4) Write and run a SQL query to compute the total cost of items that have the letter 'e' in their description.

We're going to connect to a more realistic database now. The developers of the relational database software we're using, MySQL, provide a test database [here](https://dev.mysql.com/doc/employee/en/). It's been installed on lawhack and is ready and waiting for your queries. The code below connects to it and counts the number of employees there are in the employees table. There's a lot of data! Be careful!

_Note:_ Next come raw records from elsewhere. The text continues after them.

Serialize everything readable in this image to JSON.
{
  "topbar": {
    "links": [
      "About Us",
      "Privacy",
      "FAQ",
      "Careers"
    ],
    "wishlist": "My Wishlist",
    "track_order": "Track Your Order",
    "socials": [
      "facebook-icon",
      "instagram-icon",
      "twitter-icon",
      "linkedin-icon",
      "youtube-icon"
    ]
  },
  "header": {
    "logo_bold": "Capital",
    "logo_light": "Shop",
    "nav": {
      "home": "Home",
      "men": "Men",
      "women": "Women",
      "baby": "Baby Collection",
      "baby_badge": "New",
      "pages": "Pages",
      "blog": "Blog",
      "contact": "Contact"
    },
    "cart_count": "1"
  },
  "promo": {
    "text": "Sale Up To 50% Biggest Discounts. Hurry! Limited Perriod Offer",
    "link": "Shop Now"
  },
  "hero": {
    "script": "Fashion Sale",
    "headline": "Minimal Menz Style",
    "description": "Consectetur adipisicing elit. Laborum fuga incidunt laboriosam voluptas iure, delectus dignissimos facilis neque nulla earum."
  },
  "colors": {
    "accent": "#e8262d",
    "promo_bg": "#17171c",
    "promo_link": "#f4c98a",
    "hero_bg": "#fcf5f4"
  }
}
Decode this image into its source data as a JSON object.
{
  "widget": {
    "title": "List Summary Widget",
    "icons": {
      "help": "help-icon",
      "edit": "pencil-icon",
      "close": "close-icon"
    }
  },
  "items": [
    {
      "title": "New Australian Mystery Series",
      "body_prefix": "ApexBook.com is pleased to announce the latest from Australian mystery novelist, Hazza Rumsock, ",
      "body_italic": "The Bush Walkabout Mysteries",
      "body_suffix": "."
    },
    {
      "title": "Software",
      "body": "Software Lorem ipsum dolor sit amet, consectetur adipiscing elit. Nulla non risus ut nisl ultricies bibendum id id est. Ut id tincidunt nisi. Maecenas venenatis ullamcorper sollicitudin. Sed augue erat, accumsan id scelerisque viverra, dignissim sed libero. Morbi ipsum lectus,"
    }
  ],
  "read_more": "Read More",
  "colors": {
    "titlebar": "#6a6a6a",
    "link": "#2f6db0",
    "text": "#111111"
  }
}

The columns of the employees table are `emp_no`, `birth_date`, `first_name`, `last_name`, `gender`, and `hire_date`.

In [None]:
import mysql.connector

database=mysql.connector.connect(user='webapp',
                                 passwd='Bkypqyxa',
                                 database='employees')
cursor=database.cursor()

query='''
SELECT count(*)
FROM employees
'''

cursor.execute(query)
result=cursor.fetchall()
for row in result:
  print(row)

5) There is a salaries table in this database with a column called "salary". Compute the average salary.

6) Find the first and last name of the youngest employee. **Warning**: This table is big. Be sure to use the LIMIT clause to limit your results to fewer than 100. Otherwise, you'll have to do a lot of waiting.

7) How many employees are identified in as female in this cisnormative database?

8) To give you an idea of how powerful SQL can be, here's a very fancy query. What does it do?

`SELECT employees.gender,COUNT(*),AVG(salaries.salary)`  
`FROM employees NATURAL JOIN salaries NATURAL JOIN titles`  
`WHERE titles.title like '%Engineer%'`  
`GROUP BY employees.gender`